Por Ana Carolina Barros Silva
O que está envolvido no processo de adoção de uma criança? Testar os laços pode incluir atitudes agressivas e pouco amorosas para com os novos pais, que, não raro, se sentem confusos e com dificuldades de lidar com a situação.
Em reportagem publicada no site da revista Veja, Nicole Fusco afirma que, a cada 45 dias, duas adoções “dão errado”. Ou seja: as crianças acabam retornando para a instituição de abrigamento, porque não houve “adaptação”. É trágico. Por que um evento (que envolve tantos cuidados burocráticos, tantas etapas pensadas para evitar traumas) algumas vezes acaba desse modo? O que está envolvido no processo de adoção de uma criança? Penso que, para responder essa questão, é fundamental colocar três pontos no centro da cena.
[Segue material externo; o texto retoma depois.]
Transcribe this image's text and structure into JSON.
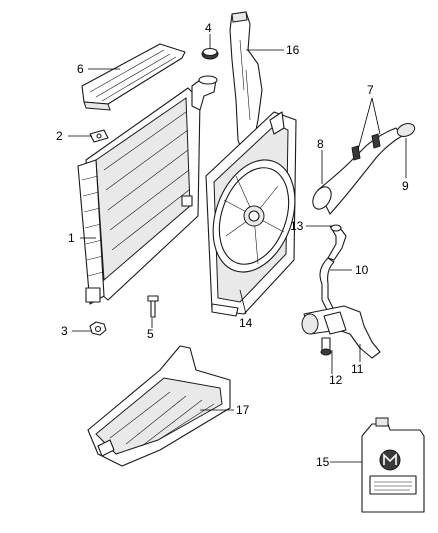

O primeiro deles é o desejo dos pais. Todas temos fantasias, expectativas, ideais. Por esse motivo, é preciso olhar tudo aquilo que se passa quando alguém engravida. Precisamos considerar um discurso a respeito da criança que antecede sua existência naquele grupo familiar. Isso significa dizer que temos, no mínimo, dois olhares: aquele que vem do casal parental e aquele que vem da criança. Esses olhares podem entrar em concordância ou não. Quando a criança, por qualquer motivo, não se encaixa naquele lugar ofertado para ela pelos pais, conflitos acontecem. Isso não é, necessariamente, um problema. Toda a questão se resume em como é possível lidar com a situação de conflito. Sair do lugar forjado pelos pais pode ser uma saída muito positiva para uma criança. O segundo ponto é o desejo da criança. Assim como os pais, a criança tem uma história prévia. Ela não pode ser negligenciada. A criança também nutre expectativas e fantasias a respeito de sua nova família e, comumente, precisa “testar” a confiabilidade de seus novos laços familiares. Para ela, a “instituição família” foi falha em um momento decisivo de sua constituição subjetiva. Testar os laços pode incluir atitudes agressivas e pouco amorosas para com os novos pais, que, não raro, se sentem confusos e com dificuldades de lidar com a situação. O conflito piora nos casos em que a família nutre a fantasia de ser “salvadora” daquela criança que deveria agir com “eterna gratidão”. Obviamente, nessas situações é preciso lidar com conflitos e quebras de expectativas para que o laço possa de fato se constituir.
O terceiro e último ponto diz respeito ao próprio laço familiar. Uma criança gestada na barriga de alguém não nasce “filho”. Analogamente, o fato de ter gestado como não faz deste alguém “mãe”, a “maternidade”, a “paternidade”, a “fraternidade” e a “filiação” são laços constituídos social e subjetivamente. Não implicam, necessariamente, vínculos biológicos. Isso significa que o processo de adoção acontece para uma criança abrigada ou não. Alguém torna-se “filho” à medida que uma adoção é possível dentro do desejo dos pais e da criança.
Estes três pontos podem esclarecer um pouco as redes complexas que circundam o processo de adoção, quando esse é visto única e exclusivamente em sua perspectiva burocrática e jurídica. Aponta para a necessidade de que as instituições de abrigamento, jurídicas e familiares, sejam assistidas por um profissional qualificado em todo o percurso.
Ana Carolina Barros Silva é psicanalista e mestre em Educação pela Universidade de São Paulo.